A jury of eight women and four men was selected in Baltimore federal court yesterday for the food stamp fraud trial of State Sen. Tommie Broadwater Jr. (D-Prince George's) and four codefendants. Opening statements by prosecution and defense attorneys will begin Monday before Judge Norman P. Ramsey.

Broadwater, 41, is charged along with his daughter, Jacqueline, 21, and three Washington area men with conspiracy to launder $70,000 in illicitly obtained food stamps through a food market owned by Broadwater in Fairmount Heights. The other defendants are Raymond Quigley Sr., 68; his son, Raymond Jr., 49, and William Dudley, 49.

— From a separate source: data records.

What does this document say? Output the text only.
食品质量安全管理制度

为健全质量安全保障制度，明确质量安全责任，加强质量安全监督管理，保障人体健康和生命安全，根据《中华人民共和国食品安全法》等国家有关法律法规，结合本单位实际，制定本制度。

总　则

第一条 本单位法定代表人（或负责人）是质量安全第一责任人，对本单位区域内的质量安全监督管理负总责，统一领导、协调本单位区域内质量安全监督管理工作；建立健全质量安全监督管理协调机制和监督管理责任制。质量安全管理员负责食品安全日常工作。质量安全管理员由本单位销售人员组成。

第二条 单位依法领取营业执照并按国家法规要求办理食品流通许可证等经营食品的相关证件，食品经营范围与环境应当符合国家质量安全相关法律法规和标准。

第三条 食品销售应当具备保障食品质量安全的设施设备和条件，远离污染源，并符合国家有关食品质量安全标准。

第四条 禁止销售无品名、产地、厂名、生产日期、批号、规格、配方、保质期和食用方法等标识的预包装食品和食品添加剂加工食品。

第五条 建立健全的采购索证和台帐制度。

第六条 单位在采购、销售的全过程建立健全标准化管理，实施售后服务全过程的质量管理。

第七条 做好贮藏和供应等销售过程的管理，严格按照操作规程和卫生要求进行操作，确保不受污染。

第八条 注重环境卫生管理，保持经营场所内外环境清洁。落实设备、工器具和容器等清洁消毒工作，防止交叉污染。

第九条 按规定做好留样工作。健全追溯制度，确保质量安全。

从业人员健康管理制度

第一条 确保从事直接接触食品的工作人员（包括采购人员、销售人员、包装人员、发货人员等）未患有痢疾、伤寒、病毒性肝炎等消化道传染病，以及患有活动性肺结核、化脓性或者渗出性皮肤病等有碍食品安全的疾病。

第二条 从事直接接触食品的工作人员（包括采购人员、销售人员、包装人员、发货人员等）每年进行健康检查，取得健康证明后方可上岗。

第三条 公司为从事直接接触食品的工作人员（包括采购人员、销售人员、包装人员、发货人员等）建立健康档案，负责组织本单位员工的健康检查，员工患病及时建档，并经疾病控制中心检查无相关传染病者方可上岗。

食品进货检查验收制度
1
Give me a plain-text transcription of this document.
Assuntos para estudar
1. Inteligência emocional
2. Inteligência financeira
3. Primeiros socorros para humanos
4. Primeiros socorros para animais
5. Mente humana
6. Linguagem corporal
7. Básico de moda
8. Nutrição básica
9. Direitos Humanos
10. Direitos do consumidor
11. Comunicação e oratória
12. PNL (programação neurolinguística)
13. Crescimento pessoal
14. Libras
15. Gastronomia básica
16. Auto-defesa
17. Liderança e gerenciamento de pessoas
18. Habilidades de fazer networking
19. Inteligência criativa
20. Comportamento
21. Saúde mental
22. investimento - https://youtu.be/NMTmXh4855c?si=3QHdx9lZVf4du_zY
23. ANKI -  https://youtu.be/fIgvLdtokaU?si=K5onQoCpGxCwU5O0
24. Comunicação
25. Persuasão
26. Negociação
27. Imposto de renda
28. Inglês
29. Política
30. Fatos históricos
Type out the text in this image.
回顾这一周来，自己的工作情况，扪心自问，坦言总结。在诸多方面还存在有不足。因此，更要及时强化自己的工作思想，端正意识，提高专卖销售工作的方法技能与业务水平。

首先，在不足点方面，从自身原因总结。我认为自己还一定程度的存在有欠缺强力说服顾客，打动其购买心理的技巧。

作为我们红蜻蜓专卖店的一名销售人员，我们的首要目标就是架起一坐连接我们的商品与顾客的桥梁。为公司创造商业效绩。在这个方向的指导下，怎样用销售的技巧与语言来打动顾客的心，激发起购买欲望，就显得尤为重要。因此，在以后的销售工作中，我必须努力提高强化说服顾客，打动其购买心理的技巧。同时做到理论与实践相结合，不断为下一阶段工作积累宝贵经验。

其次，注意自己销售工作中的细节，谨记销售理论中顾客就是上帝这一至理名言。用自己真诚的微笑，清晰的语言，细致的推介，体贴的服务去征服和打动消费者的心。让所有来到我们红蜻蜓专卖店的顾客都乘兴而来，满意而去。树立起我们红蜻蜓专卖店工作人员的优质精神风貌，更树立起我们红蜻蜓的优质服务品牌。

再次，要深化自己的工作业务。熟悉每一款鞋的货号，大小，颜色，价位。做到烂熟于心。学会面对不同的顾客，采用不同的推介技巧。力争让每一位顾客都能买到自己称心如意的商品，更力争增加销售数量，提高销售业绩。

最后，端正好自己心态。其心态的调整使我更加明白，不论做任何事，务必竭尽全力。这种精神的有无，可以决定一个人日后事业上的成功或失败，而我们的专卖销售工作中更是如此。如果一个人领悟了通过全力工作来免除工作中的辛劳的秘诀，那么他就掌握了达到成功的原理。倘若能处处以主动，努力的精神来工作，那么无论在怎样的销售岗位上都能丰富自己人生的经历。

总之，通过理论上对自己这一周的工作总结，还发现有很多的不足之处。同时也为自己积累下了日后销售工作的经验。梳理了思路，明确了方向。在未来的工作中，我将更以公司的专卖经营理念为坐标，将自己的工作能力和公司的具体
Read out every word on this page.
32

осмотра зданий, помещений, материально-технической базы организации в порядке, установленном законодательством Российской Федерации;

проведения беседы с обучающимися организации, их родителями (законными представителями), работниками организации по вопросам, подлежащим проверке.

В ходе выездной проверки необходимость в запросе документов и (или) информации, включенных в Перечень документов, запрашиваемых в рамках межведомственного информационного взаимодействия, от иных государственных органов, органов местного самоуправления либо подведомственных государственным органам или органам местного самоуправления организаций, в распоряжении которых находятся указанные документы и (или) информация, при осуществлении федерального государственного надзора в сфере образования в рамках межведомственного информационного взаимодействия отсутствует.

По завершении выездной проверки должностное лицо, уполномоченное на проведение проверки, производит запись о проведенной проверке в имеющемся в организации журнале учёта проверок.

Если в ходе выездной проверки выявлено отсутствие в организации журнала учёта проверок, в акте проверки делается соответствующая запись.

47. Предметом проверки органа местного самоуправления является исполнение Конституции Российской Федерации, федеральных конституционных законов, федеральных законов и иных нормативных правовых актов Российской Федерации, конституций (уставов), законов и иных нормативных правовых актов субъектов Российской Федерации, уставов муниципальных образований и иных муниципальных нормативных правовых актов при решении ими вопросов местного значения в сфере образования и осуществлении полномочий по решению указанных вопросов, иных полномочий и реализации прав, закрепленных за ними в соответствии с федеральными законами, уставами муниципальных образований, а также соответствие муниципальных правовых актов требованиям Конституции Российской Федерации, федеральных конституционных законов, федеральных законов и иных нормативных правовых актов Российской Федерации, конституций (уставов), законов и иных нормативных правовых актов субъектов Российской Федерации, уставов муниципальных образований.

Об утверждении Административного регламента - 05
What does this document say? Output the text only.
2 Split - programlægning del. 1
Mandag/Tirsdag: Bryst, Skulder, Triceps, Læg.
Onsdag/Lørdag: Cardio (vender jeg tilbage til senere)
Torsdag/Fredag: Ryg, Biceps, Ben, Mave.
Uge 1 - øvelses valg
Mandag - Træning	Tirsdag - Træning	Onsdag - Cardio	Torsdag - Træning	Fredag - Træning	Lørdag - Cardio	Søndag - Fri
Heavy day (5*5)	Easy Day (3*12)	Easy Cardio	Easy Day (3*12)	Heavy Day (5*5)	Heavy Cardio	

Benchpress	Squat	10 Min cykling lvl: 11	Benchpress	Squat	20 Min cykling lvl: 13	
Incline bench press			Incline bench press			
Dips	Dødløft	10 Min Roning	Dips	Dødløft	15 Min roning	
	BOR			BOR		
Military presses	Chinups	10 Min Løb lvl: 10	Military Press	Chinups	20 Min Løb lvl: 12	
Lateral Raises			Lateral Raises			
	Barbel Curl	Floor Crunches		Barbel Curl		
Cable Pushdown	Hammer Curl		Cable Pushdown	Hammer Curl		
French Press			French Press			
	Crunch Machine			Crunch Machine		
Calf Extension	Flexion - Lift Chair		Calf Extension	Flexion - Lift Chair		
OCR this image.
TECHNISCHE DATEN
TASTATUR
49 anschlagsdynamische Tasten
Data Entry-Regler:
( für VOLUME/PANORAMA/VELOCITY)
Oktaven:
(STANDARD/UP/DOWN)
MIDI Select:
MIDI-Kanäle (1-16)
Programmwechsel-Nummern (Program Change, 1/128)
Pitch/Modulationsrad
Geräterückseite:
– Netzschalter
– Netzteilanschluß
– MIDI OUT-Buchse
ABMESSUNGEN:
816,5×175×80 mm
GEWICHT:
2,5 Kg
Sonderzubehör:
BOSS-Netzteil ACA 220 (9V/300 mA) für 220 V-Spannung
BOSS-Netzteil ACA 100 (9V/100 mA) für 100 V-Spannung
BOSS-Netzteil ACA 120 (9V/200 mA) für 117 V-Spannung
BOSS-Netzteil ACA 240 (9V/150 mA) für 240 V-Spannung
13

According to prosecutors, an undercover Secret Service agent posing as a food stamp thief sold $70,000 in stamps to Dudley and the Quigleys for about 40 percent of their face value. Dudley, prosecutors said, then transported the stamps to Broadwater, who bought them for 60 percent of the face value.

Next, prosecutors said, Broadwater processed them through his Chapel Oaks Farmers Market by having his daughter fake the market's financial records to conceal the stamps' illicit origin. Broadwater later redeemed a portion of the stamps from the government at their full value, according to prosecutors.

All defendants have repeatedly asserted their innocence in the case.

The jury includes three alternates. "It's a young jury," said one lawyer in the case. "Lot of young women . . . . College is out, and some of these jurors are in their early 20s."